New £3.4m Welsh imaging academy officially launched

Monday 11 February 2019

The Royal College of Radiologists (RCR) is delighted to be present at today's official launch of Wales’ first dedicated teaching academy for radiologists.

While we very much welcome the new National Imaging Academy Wales and its potential to tackle radiologist workforce shortages, the RCR has also cautioned that the £3.4m facility risks being squandered if it is not run at capacity.    

The academy, based in Pencoed, will enable more trainee radiologists to be taught scan reading skills in a classroom setting, using state-of-the-art imaging workstations. Until now, trainee throughput in Wales has been limited by space on hospital-based training schemes and the availability of busy consultants.

As well as being used for teaching, the equipment at the academy will also mean radiologists can look at scans from hospitals all over the country, speeding up results for patients.

The opening of the academy comes as the country faces an ongoing shortage of qualified radiologists.
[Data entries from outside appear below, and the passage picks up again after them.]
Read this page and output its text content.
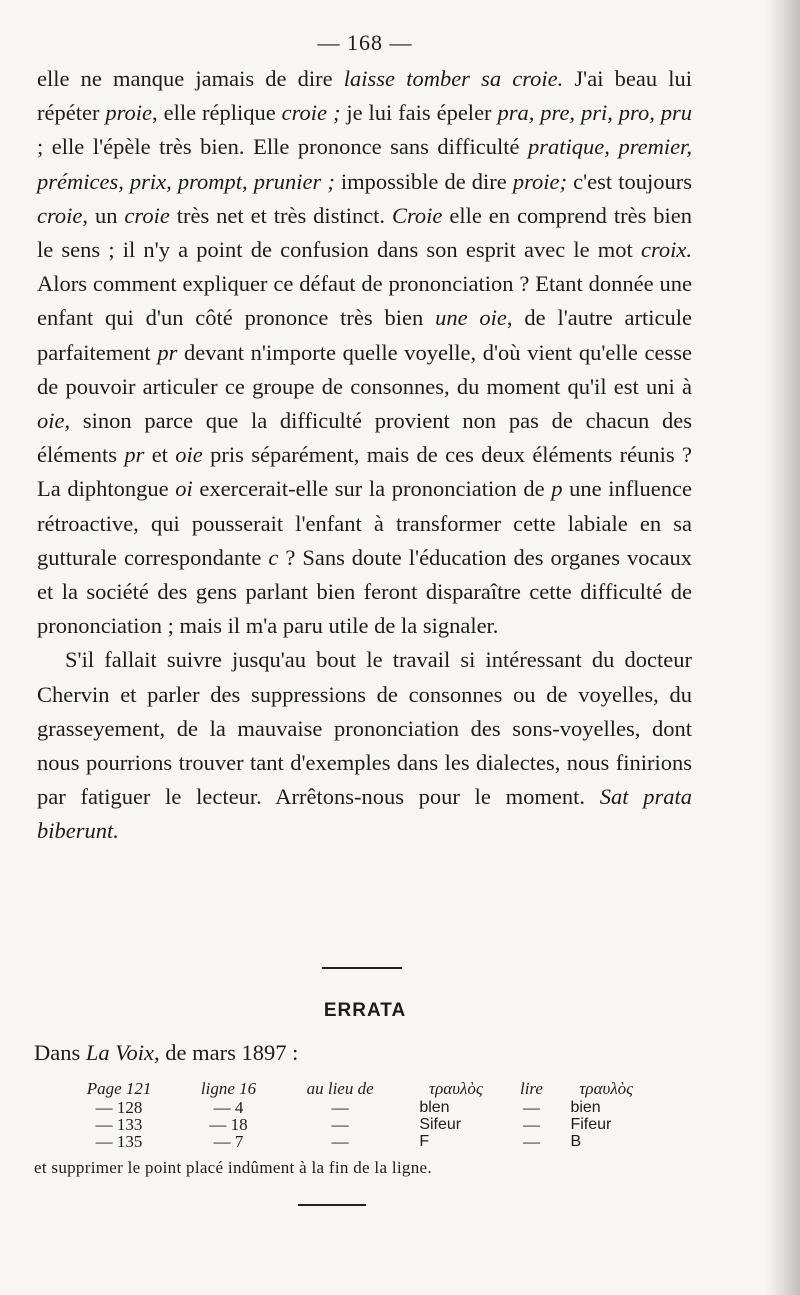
— 168 —

elle ne manque jamais de dire laisse tomber sa croie. J'ai beau lui répéter proie, elle réplique croie ; je lui fais épeler pra, pre, pri, pro, pru ; elle l'épèle très bien. Elle prononce sans difficulté pratique, premier, prémices, prix, prompt, prunier ; impossible de dire proie; c'est toujours croie, un croie très net et très distinct. Croie elle en comprend très bien le sens ; il n'y a point de confusion dans son esprit avec le mot croix. Alors comment expliquer ce défaut de prononciation ? Etant donnée une enfant qui d'un côté prononce très bien une oie, de l'autre articule parfaitement pr devant n'importe quelle voyelle, d'où vient qu'elle cesse de pouvoir articuler ce groupe de consonnes, du moment qu'il est uni à oie, sinon parce que la difficulté provient non pas de chacun des éléments pr et oie pris séparément, mais de ces deux éléments réunis ? La diphtongue oi exercerait-elle sur la prononciation de p une influence rétroactive, qui pousserait l'enfant à transformer cette labiale en sa gutturale correspondante c ? Sans doute l'éducation des organes vocaux et la société des gens parlant bien feront disparaître cette difficulté de prononciation ; mais il m'a paru utile de la signaler.

S'il fallait suivre jusqu'au bout le travail si intéressant du docteur Chervin et parler des suppressions de consonnes ou de voyelles, du grasseyement, de la mauvaise prononciation des sons-voyelles, dont nous pourrions trouver tant d'exemples dans les dialectes, nous finirions par fatiguer le lecteur. Arrêtons-nous pour le moment. Sat prata biberunt.

ERRATA
Dans La Voix, de mars 1897 :
Page 121	ligne 16	au lieu de	τραυλὸς	lire	τραυλὸς
— 128	— 4	—	blen	—	bien
— 133	— 18	—	Sifeur	—	Fifeur
— 135	— 7	—	F	—	B
et supprimer le point placé indûment à la fin de la ligne.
Hospitals are seeing demand for complex imaging scans spiral, however, there are only seven more full-time consultant radiologists in Wales than there were in 2012 (149 full-time equivalent consultants in 2017, compared to 142 in 2012).
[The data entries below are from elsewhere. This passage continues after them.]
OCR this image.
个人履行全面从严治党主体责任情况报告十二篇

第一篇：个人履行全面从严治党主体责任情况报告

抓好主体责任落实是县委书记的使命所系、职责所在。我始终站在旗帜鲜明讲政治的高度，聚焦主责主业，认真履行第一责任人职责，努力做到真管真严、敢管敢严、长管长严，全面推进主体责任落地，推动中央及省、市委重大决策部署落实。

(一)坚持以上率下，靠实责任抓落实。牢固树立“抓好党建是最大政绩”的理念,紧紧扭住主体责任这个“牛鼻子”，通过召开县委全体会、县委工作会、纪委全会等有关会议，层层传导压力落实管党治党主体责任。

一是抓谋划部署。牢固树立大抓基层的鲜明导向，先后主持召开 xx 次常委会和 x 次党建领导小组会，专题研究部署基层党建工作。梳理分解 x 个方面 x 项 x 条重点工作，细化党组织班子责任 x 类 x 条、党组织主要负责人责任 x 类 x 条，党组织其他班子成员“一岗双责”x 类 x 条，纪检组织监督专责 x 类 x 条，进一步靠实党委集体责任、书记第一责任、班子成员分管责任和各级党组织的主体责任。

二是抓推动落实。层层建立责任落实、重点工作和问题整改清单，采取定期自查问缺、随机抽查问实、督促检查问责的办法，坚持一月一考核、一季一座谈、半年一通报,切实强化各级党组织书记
Dr Toby Wells, Secretary of the RCR’s Standing Welsh Committee and lead for radiology in Wales, said:

“Medical imaging and the expertise of radiologists is essential to almost every patient journey. For example, quick scan results are absolutely vital for early cancer diagnosis.

“But while demand for complex diagnostic scans is spiralling, the number of Welsh radiologists available to interpret them has not kept up. The new academy model means we will be able to start tackling the country’s critical shortage of radiologists, and train the next generation on the newest technology.”   
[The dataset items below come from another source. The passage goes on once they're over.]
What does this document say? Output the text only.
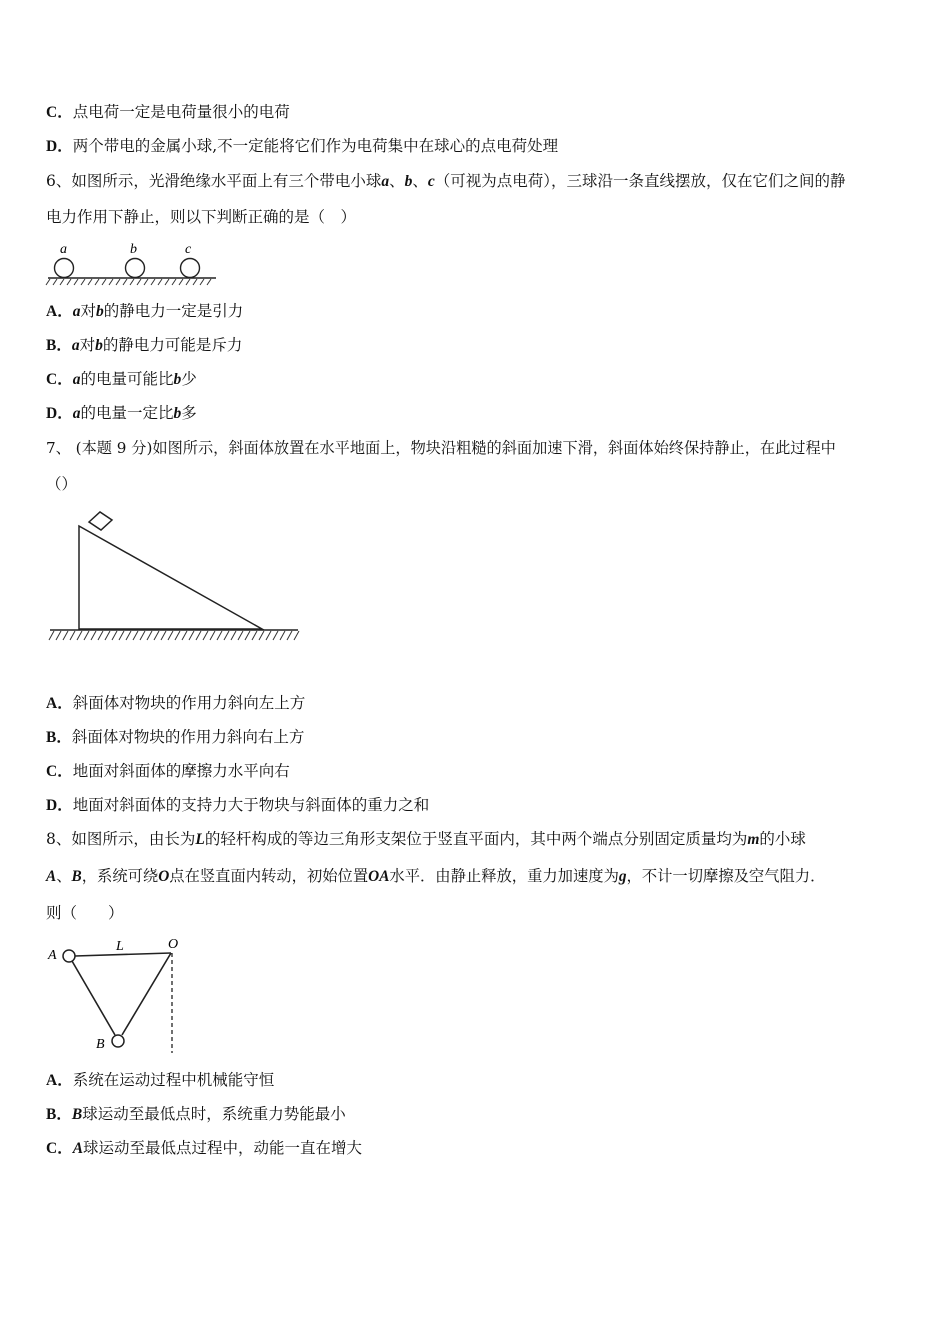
C．点电荷一定是电荷量很小的电荷
D．两个带电的金属小球,不一定能将它们作为电荷集中在球心的点电荷处理
6、如图所示，光滑绝缘水平面上有三个带电小球a、b、c（可视为点电荷），三球沿一条直线摆放，仅在它们之间的静
电力作用下静止，则以下判断正确的是（　）
a	b	c
A．a对b的静电力一定是引力
B．a对b的静电力可能是斥力
C．a的电量可能比b少
D．a的电量一定比b多
7、 (本题 9 分)如图所示，斜面体放置在水平地面上，物块沿粗糙的斜面加速下滑，斜面体始终保持静止，在此过程中
（）
A．斜面体对物块的作用力斜向左上方
B．斜面体对物块的作用力斜向右上方
C．地面对斜面体的摩擦力水平向右
D．地面对斜面体的支持力大于物块与斜面体的重力之和
8、如图所示，由长为L的轻杆构成的等边三角形支架位于竖直平面内，其中两个端点分别固定质量均为m的小球
A、B，系统可绕O点在竖直面内转动，初始位置OA水平．由静止释放，重力加速度为g，不计一切摩擦及空气阻力．
则（　　）
A
L	O
B
A．系统在运动过程中机械能守恒
B．B球运动至最低点时，系统重力势能最小
C．A球运动至最低点过程中，动能一直在增大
There are 14 first-year trainees being taught at the imaging academy (one of whom is half-time), with an expected qualification date of 2022-23. However, the academy has capacity to teach 20 trainees, with the potential to expand.

The RCR is now calling on the Welsh Government to do justice to the new teaching centre and fund 20 new radiologist training posts every year, in order to keep up with demand on the health service.

Dr Wells continued:

“The new National Imaging Academy gives us the teaching expertise and state-of-the-art imaging equipment to teach the next generation of radiologists that the nation so desperately needs.

“However, in order to see the benefits of the Welsh Government’s substantial investment in the academy we need a sustained investment in trainees – starting now. Without them it‘s just a building.

“If we can realise the potential of the academy and train more radiologists it will lead to huge benefits to patients across Wales – we’ll have reduced waiting times for scan results, better access to specialist and subspecialist expertise and be able to cut hospitals’ use of expensive outsourcing companies.”

RCR President Dr Nicola Strickland said:

“It is brilliant to see the centre officially open, following years of hard work by a committed team of radiologist trainers and official supporters. The academy teaching model has worked well in England, and the new Welsh academy is a fantastic teaching facility.

“I am delighted to have attended the official opening of the National Imaging Academy today. It has also been an absolute pleasure to meet the academy’s first year trainees, who, as the future of diagnostic imaging expertise in the Welsh NHS, will benefit from the very best concentrated teaching and equipment.

“Now we have to ensure we get the most out of it, which means government ensuring it is training as many new consultants as possible.”